Waktu itu, Belanda banyak membangun pos jaga di Batavia. Di antaranya di gedung BTN Harmoni. Ketika pos jaga ini didirikan banyak monyet. Maka muncullah nama Jaga Monyet. Sekarang jadi Jl Suryopranoto. Pada pendudukan Jepang di Jaga Monyet terdapat markas Pembela Tanah Air (Peta). Ketika Bung Karno dan Bung Hatta memproklamasikan kemerdekaan RI, pasukan ini turut mengawal. Mereka berbaris menuju Jl Pegangsaan Timur, rumah kediaman Bung Karno yang jaraknya sekitar 5 km.
Jalan Budikemulian, yang bagian mukanya diapit gedung BI dan gedung pencakar langit Postel dekat Monas, dulu bernama Gang Scoot. Bersama dengan Koningsplein (Medan Merdeka), Parapatan, dan Tamarindelaan (Asem Lama – Jl Wahid Hasyim), dan Kebon Sirih merupakan daerah elite Eropa, sebelum dibangun Menteng pada 1920. Menjelang akhir abad ke-19, banyak modal asing dari Eropa ke Indonesia. Jumlah warga Eropa di Batavia selama 9 tahun naik dua kali lipat. Dari 6.253 orang (1866) menjadi 12.429 orang pada 1875. Para elite ini umumnya tinggal di rumah-rumah besar, dilengkapi pavilion dan halaman luas.
Dalam peta 1887 terlihat nama-nama kampung yang kini sebagian sudah hilang. Seperti Kebon Jahe (ditulis Kebon Djae). Sebagian tergusur untuk jalan arteri Tanah Abang – Tomang. Kampung Jagal di Senen, yang hilang, sejak dibangun Proyek Senen dan Atrium. Di dekatnya terdapat Kampung Tanah Nyonya yang terletak antara Bungur dan Kemayoran. Sekalipun Kemayoran sudah terdapat dalam peta, tapi masih merupakan rawa-rawa. Karena lapangan terbang Kemayoran baru dibangun 1935.

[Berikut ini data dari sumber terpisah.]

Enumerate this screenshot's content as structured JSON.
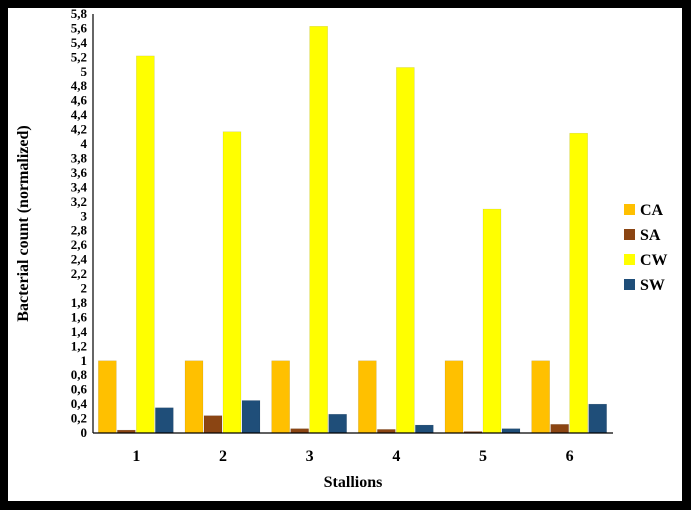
{
  "chart_data": {
    "type": "bar",
    "xlabel": "Stallions",
    "ylabel": "Bacterial count (normalized)",
    "categories": [
      "1",
      "2",
      "3",
      "4",
      "5",
      "6"
    ],
    "series": [
      {
        "name": "CA",
        "color": "#FFC000",
        "values": [
          1,
          1,
          1,
          1,
          1,
          1
        ]
      },
      {
        "name": "SA",
        "color": "#8B4513",
        "values": [
          0.04,
          0.24,
          0.06,
          0.05,
          0.02,
          0.12
        ]
      },
      {
        "name": "CW",
        "color": "#FFFF00",
        "values": [
          5.22,
          4.17,
          5.63,
          5.06,
          3.1,
          4.15
        ]
      },
      {
        "name": "SW",
        "color": "#1F4E79",
        "values": [
          0.35,
          0.45,
          0.26,
          0.11,
          0.06,
          0.4
        ]
      }
    ],
    "ylim": [
      0,
      5.8
    ],
    "yticks": [
      "0",
      "0,2",
      "0,4",
      "0,6",
      "0,8",
      "1",
      "1,2",
      "1,4",
      "1,6",
      "1,8",
      "2",
      "2,2",
      "2,4",
      "2,6",
      "2,8",
      "3",
      "3,2",
      "3,4",
      "3,6",
      "3,8",
      "4",
      "4,2",
      "4,4",
      "4,6",
      "4,8",
      "5",
      "5,2",
      "5,4",
      "5,6",
      "5,8"
    ],
    "legend_position": "right",
    "grid": false
  }
}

Di Jakarta kala itu ada Kampung Jepang. Letaknya di Palmerah, Jakarta Barat. Karena di sini terdapat landhuis (rumah peristirahatan luar kota) milik warga Jepang. Gedung yang berusia ratusan tahun dan menjadi saksi sejarah Ibukota, sejak 1980-an sudah almarhum. Tidak peduli, banyaknya sejarawan yang memprotes saat pembongkarannya.

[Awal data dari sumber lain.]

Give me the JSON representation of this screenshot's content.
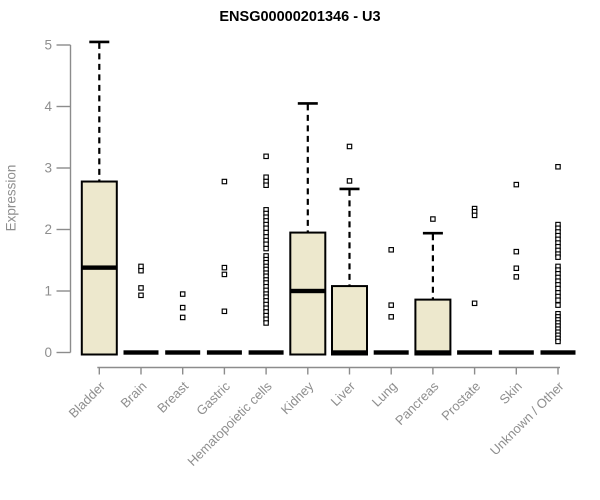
{
  "chart_data": {
    "type": "boxplot",
    "title": "ENSG00000201346 - U3",
    "ylabel": "Expression",
    "xlabel": "",
    "ylim": [
      0,
      5
    ],
    "yticks": [
      0,
      1,
      2,
      3,
      4,
      5
    ],
    "grid": false,
    "legend": "none",
    "colors": {
      "box_fill": "#EDE8CD",
      "box_border": "#000000",
      "median": "#000000",
      "whisker": "#000000",
      "outlier": "#000000",
      "axis": "#8C8C8C",
      "tick_label": "#8E8E8E",
      "title": "#000000",
      "background": "#FFFFFF"
    },
    "categories": [
      {
        "label": "Bladder",
        "q1": 0,
        "median": 1.38,
        "q3": 2.78,
        "whisker_low": 0,
        "whisker_high": 5.05,
        "outliers": []
      },
      {
        "label": "Brain",
        "q1": 0,
        "median": 0,
        "q3": 0,
        "whisker_low": 0,
        "whisker_high": 0,
        "outliers": [
          1.4,
          1.33,
          1.05,
          0.93
        ]
      },
      {
        "label": "Breast",
        "q1": 0,
        "median": 0,
        "q3": 0,
        "whisker_low": 0,
        "whisker_high": 0,
        "outliers": [
          0.95,
          0.73,
          0.57
        ]
      },
      {
        "label": "Gastric",
        "q1": 0,
        "median": 0,
        "q3": 0,
        "whisker_low": 0,
        "whisker_high": 0,
        "outliers": [
          2.78,
          1.38,
          1.27,
          0.67
        ]
      },
      {
        "label": "Hematopoietic cells",
        "q1": 0,
        "median": 0,
        "q3": 0,
        "whisker_low": 0,
        "whisker_high": 0,
        "outliers": [
          3.19,
          2.85,
          2.78,
          2.72,
          2.32,
          2.26,
          2.2,
          2.14,
          2.08,
          2.02,
          1.95,
          1.88,
          1.82,
          1.76,
          1.69,
          1.57,
          1.51,
          1.46,
          1.4,
          1.35,
          1.29,
          1.24,
          1.18,
          1.13,
          1.07,
          1.01,
          0.95,
          0.9,
          0.84,
          0.78,
          0.72,
          0.66,
          0.6,
          0.54,
          0.48
        ]
      },
      {
        "label": "Kidney",
        "q1": 0,
        "median": 1.0,
        "q3": 1.95,
        "whisker_low": 0,
        "whisker_high": 4.05,
        "outliers": []
      },
      {
        "label": "Liver",
        "q1": 0,
        "median": 0,
        "q3": 1.08,
        "whisker_low": 0,
        "whisker_high": 2.66,
        "outliers": [
          3.35,
          2.79
        ]
      },
      {
        "label": "Lung",
        "q1": 0,
        "median": 0,
        "q3": 0,
        "whisker_low": 0,
        "whisker_high": 0,
        "outliers": [
          1.67,
          0.77,
          0.58
        ]
      },
      {
        "label": "Pancreas",
        "q1": 0,
        "median": 0,
        "q3": 0.86,
        "whisker_low": 0,
        "whisker_high": 1.94,
        "outliers": [
          2.17
        ]
      },
      {
        "label": "Prostate",
        "q1": 0,
        "median": 0,
        "q3": 0,
        "whisker_low": 0,
        "whisker_high": 0,
        "outliers": [
          2.34,
          2.29,
          2.23,
          0.8
        ]
      },
      {
        "label": "Skin",
        "q1": 0,
        "median": 0,
        "q3": 0,
        "whisker_low": 0,
        "whisker_high": 0,
        "outliers": [
          2.73,
          1.64,
          1.37,
          1.23
        ]
      },
      {
        "label": "Unknown / Other",
        "q1": 0,
        "median": 0,
        "q3": 0,
        "whisker_low": 0,
        "whisker_high": 0,
        "outliers": [
          3.02,
          2.08,
          2.02,
          1.96,
          1.9,
          1.84,
          1.78,
          1.72,
          1.66,
          1.6,
          1.55,
          1.4,
          1.34,
          1.28,
          1.22,
          1.16,
          1.1,
          1.04,
          0.97,
          0.91,
          0.85,
          0.77,
          0.63,
          0.58,
          0.53,
          0.48,
          0.43,
          0.38,
          0.33,
          0.28,
          0.23,
          0.18
        ]
      }
    ]
  }
}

Dulu di Jakarta terdapat nama jalan dan tempat yang dimulai dengan kata Pal. Seperti Palmerah, Palputih, Palmeriem, dan Pal Busuk. Pal, terbuat dari batu cor dengan ketinggian satu meter di atas tanah. Bentuknya agak gepeng dan tampak berkilauan menyerupai batu giok. Pal dibuat Belanda dan berfungsi sebagai patok sebagai batas wilayah kota Batavia. Batas-batas kota ini ditarik dari Gedung Kesenian di Pasar Baru. Kini batu-batu pal itu sudah tidak ketahuan lagi rimbanya, yang ada tinggal nama wilayahnya.